Les études Pisa et Pirls, largement commentées par des politiques et des experts de tous poils investis d’une mission de sauvetage envers le « paquebot Education Nationale », ont allègrement contribué à plomber le moral, l’enthousiasme et le travail des enseignants de maternelle. A contre-courant de ces études, celle de la DEPP* publiée récemment** montre qu’entre 1997 et 2011, le niveau des élèves s’est largement amélioré. Ceci malgré l’esprit des programmes de 2008 et grâce aux enseignants de maternelle.
15 000 enfants sortant de maternelle en 2011 ont été confrontés à 100 questions auxquelles avaient répondu les écoliers de 1997. Le résultat est sans appel. En 1997, ils réussissaient 66 % des questions. En 2011, 74 %. Tous les élèves, y compris les plus faibles ont progressé en quatorze années.
Un autre résultat est mis en éclairage dans cette étude : les élèves ont moins envie d’aller à l’école (64,5 % en 2011 contre 68,9 % en 1997).
Pour la DEPP, cette progression est attribuable en partie à l’élévation du niveau de diplôme des familles (42 % de mères diplômées du supérieur en 2011 contre 22 % en 1997), ainsi qu’au fait que la maternelle est de plus en plus tournée vers la préparation des futurs apprentissages de l’école élémentaire .
Quelles conclusions tirer de ces données ?
Sur la période étudiée par la DEPP, les programmes ont changé. Ceux de 1995, centrés sur le “Vivre-ensemble“, ont cédé la place en 2002 à des programmes mettant “le langage au cœur des apprentissages”, avant que ceux de 2008 ne recentrent les enseignements sur les “fondamentaux »
Chaque réécriture a, peu à peu, réduit les programmes en laissant de côté des domaines entiers d’apprentissages. En effet, on a « primarisé » les enseignements en privilégiant l’écrit, l’évaluation, le travail sur fiches, en oubliant au passage, que l’école maternelle avait également des missions d’accueil, de bienveillance, d’écoute, d’épanouissement.

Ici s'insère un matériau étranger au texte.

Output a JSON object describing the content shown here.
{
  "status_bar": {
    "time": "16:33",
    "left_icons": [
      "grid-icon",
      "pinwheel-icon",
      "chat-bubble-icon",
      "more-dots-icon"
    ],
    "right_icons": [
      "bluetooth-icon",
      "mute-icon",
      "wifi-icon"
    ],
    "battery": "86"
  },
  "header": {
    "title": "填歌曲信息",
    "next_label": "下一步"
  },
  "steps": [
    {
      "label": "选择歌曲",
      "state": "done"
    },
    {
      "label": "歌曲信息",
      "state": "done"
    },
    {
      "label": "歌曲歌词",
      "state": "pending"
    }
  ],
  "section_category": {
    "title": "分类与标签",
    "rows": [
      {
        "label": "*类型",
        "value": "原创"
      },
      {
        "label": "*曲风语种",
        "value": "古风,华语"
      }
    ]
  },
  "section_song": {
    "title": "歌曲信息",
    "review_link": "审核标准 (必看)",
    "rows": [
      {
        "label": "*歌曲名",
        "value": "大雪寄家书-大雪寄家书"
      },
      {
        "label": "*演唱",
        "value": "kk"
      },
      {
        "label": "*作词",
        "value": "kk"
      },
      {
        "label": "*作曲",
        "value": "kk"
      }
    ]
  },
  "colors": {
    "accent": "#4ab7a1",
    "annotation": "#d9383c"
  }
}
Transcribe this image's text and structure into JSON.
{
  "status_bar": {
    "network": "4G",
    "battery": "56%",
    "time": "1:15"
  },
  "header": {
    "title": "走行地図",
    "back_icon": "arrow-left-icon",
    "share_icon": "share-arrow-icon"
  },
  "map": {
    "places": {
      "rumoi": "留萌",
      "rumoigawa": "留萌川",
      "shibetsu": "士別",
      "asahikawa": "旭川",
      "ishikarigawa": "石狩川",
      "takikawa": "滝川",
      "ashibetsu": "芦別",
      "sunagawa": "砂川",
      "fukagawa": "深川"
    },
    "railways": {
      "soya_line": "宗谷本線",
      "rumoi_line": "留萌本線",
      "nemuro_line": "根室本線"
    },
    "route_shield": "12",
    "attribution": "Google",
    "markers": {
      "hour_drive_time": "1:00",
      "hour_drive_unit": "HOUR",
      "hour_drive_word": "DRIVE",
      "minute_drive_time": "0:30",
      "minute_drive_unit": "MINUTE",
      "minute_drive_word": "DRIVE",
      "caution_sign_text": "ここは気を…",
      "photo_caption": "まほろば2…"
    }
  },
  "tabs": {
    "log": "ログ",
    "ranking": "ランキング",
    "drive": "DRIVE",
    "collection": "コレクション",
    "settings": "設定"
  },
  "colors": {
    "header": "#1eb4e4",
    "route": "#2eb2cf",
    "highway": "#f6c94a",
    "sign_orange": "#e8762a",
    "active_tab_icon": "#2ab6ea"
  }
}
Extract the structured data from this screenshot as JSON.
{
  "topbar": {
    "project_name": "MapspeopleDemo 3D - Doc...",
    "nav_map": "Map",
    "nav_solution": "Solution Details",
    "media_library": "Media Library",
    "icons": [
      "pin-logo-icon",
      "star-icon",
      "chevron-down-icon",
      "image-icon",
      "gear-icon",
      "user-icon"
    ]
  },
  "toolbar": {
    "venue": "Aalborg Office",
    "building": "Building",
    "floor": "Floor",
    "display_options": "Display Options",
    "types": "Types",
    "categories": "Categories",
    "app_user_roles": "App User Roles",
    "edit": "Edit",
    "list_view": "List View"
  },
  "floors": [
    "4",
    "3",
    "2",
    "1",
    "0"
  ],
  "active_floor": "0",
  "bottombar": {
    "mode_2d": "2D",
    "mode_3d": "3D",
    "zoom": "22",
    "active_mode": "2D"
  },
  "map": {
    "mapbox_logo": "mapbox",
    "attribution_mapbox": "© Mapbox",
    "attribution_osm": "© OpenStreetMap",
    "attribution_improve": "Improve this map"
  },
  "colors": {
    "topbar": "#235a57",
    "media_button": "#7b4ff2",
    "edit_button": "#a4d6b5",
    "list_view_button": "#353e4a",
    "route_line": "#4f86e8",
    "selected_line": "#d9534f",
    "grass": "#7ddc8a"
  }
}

Au détriment, aussi, du jeu, de l’expression orale, des activités artistiques.
Sur la question de la maternelle, deux idéologies s’affrontent, immuablement. D’un côté, les tenants de l’instruction pure, dure et simple -on se souvient des mots méprisants de Xavier Darcos en 2008 à propos des enseignants d’école maternelle qui «changent des couches», de l’autre, les partisans de l’accueil et de la bienveillance, sur l’exemple des pays nordiques.
L’école maternelle française avait une identité propre qu’on nous enviait dans le monde. Cette école maternelle existe toujours grâce à de nombreux enseignants ; résistant à la pression hiérarchique, ils ont continué d’offrir à leurs élèves, un enseignement de qualité en favorisant tous les domaines d’apprentissages.
Il est temps de rappeler à tous ses détracteurs les véritables missions de l’école maternelle. Elle doit redevenir une école d’épanouissement, d’exploration, où on apprend peu à peu à vivre ensemble, une école à qui on donne les moyens d’armer les enfants, particulièrement ceux qui n’acquerront pas le savoir ailleurs, et d’en finir avec une école qui ressemble à l’école élémentaire.
Dans sa nouvelle politique, notre ministre semble aller dans le bon sens, en favorisant à nouveau la scolarisation des moins de trois ans, en affirmant que l’école maternelle est une école à part entière où la Grande Section retrouve sa place légitime, en créant à nouveau des postes dont une partie a permis quelques ouvertures en maternelle …
Ces premiers signes encourageants annoncent peut-être des lendemains qui chantent. Attendons la suite et restons vigilants !
Agnès KNIPPER
(*) Direction de l’évaluation, de la prospective et de la performance de l’Education Nationale.
(**) Etude publiée le 13 sept. 2013.